In the jungles of this enormous scenario many birds are glimpsed and heard and it is normal to see them resting in the treetops or crossing estuaries.  Jaguars and other mammals, such as deer, agoutis and pacas, live here, not to mention the staggering amount of fish that feed local inhabitants and are the base of their economy. Its beaches and sandbars act as natural barriers to mitigate high tides and restrain the possible excesses of the river currents. This region, with all its resources and advantages has an unrivalled potential.

This Integrated Management Regional District achieved its existence and consolidation with the support of the people with whom today the rules for its use and management are also discussed, especially in what refers to the sustainable use of natural resources and control measures to avoid their overexploitation.

“El Encanto de los Manglares del Bajo Baudó is not a purpose, it’s an opportunity to advance”, says Rubén Darío Hurtado, of the Concosta Community Council.  “Here the possibility for the afro community of this part of the country to improve its relationship with the territory is at stake,” explains this leader.  

And he says that because the inhabitants’ routine activities to obtain resources are beginning to have negative environmental effects that must be controlled as soon as possible. There is overfishing, logging of timber trees and, as a notorious practice in the villages, a disorderly handling of garbage. It is not strange to see plastic bags with waste being thrown into the sea.

Hunting without clear rules is also evident. In this region, large mammals, such as deer or peccaries, are hunted for their meat, while jaguars and snakes are not given a chance only because they inspire fear.

It is now rare to see some species of fish or they are scarce. “When I was a child, my father could fish 40 corvinas in one or two hours. Today that is impossible”, says Jason Córdoba, representative of the Cuevita Community Council. Iguanas have decreased and many other resources, like the ‘piangua’ (ark clam), have been affected because they are harvested without complying with the allowed sizes.

It is an unstable outlook, with progress and concerns.

“Many people are uneasy with the designation, because they think there will be prohibitions for the use of resources. But we are making an effort for these people to understand that this is not about prohibiting, but about regulating their use of the natural resources.  Step by step, people will learn to know and value what we have”, says Rubén Hurtado.

Today, the protected area is being managed from a Management Board (administrative scheme) which includes Community Councils, the environmental and fishery authorities, as well as other authorities with a presence in the territory and with the mentioned NGOs and academia as support institutions.

WCS Colombia, in turn, is working on the formulation and implementation of a the Surveillance and Control Program for the Integrated Management Regional District,   as well as on a participatory fishing monitoring of fish and piangua (ark clams) in the Concosta Community Council. Also, a participatory characterization of biodiversity elements (flora. mammals, birds, amphibians, reptiles, invertebrates) was developed last year, jointly with the Concosta Community Council and Codechocó (environmental authority).

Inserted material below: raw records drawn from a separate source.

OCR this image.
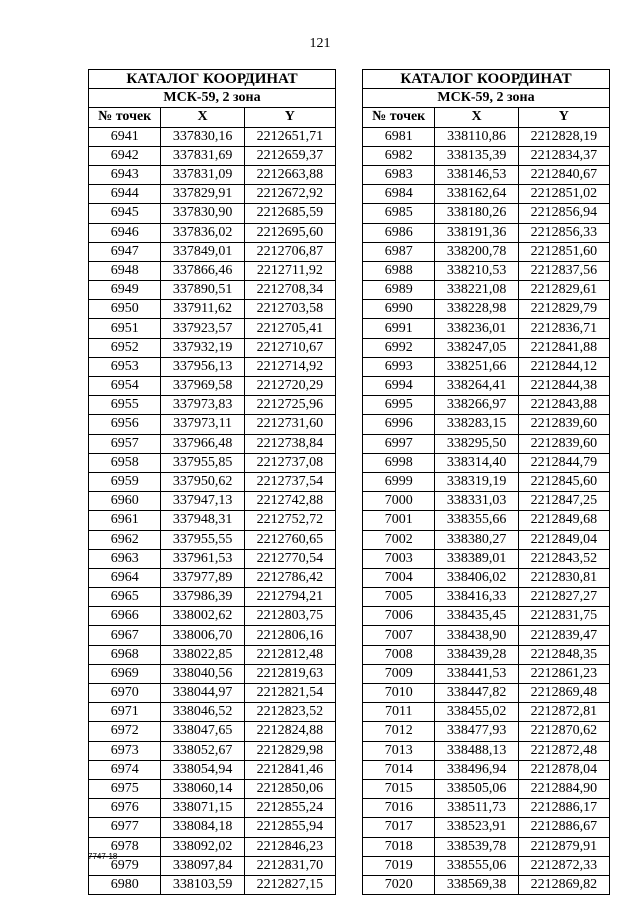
121
КАТАЛОГ КООРДИНАТ		
МСК-59, 2 зона		
№ точек	X	Y
6941	337830,16	2212651,71
6942	337831,69	2212659,37
6943	337831,09	2212663,88
6944	337829,91	2212672,92
6945	337830,90	2212685,59
6946	337836,02	2212695,60
6947	337849,01	2212706,87
6948	337866,46	2212711,92
6949	337890,51	2212708,34
6950	337911,62	2212703,58
6951	337923,57	2212705,41
6952	337932,19	2212710,67
6953	337956,13	2212714,92
6954	337969,58	2212720,29
6955	337973,83	2212725,96
6956	337973,11	2212731,60
6957	337966,48	2212738,84
6958	337955,85	2212737,08
6959	337950,62	2212737,54
6960	337947,13	2212742,88
6961	337948,31	2212752,72
6962	337955,55	2212760,65
6963	337961,53	2212770,54
6964	337977,89	2212786,42
6965	337986,39	2212794,21
6966	338002,62	2212803,75
6967	338006,70	2212806,16
6968	338022,85	2212812,48
6969	338040,56	2212819,63
6970	338044,97	2212821,54
6971	338046,52	2212823,52
6972	338047,65	2212824,88
6973	338052,67	2212829,98
6974	338054,94	2212841,46
6975	338060,14	2212850,06
6976	338071,15	2212855,24
6977	338084,18	2212855,94
6978	338092,02	2212846,23
6979	338097,84	2212831,70
6980	338103,59	2212827,15
КАТАЛОГ КООРДИНАТ		
МСК-59, 2 зона		
№ точек	X	Y
6981	338110,86	2212828,19
6982	338135,39	2212834,37
6983	338146,53	2212840,67
6984	338162,64	2212851,02
6985	338180,26	2212856,94
6986	338191,36	2212856,33
6987	338200,78	2212851,60
6988	338210,53	2212837,56
6989	338221,08	2212829,61
6990	338228,98	2212829,79
6991	338236,01	2212836,71
6992	338247,05	2212841,88
6993	338251,66	2212844,12
6994	338264,41	2212844,38
6995	338266,97	2212843,88
6996	338283,15	2212839,60
6997	338295,50	2212839,60
6998	338314,40	2212844,79
6999	338319,19	2212845,60
7000	338331,03	2212847,25
7001	338355,66	2212849,68
7002	338380,27	2212849,04
7003	338389,01	2212843,52
7004	338406,02	2212830,81
7005	338416,33	2212827,27
7006	338435,45	2212831,75
7007	338438,90	2212839,47
7008	338439,28	2212848,35
7009	338441,53	2212861,23
7010	338447,82	2212869,48
7011	338455,02	2212872,81
7012	338477,93	2212870,62
7013	338488,13	2212872,48
7014	338496,94	2212878,04
7015	338505,06	2212884,90
7016	338511,73	2212886,17
7017	338523,91	2212886,67
7018	338539,78	2212879,91
7019	338555,06	2212872,33
7020	338569,38	2212869,82
7747-18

But, beyond regulations, the consolidation of the Integrated Management Regional District as protected area will depend on the intentions of the community, a purpose that will certainly be noticed in the long term, as explained by Neyver Obando, coordinator of the Departmental System of Protected Areas of Chocó (SIDAP). For Neyver, one of the great achievements of this process was to have 10 Community Councils, with different points of view and priorities, agree to promote a same objective. “The impact is not yet seen because this is something new that we are only starting to construct. Step by step, people will understand it and value it as they realize its effectiveness as a strategy to assure their well-being”, adds Neyver.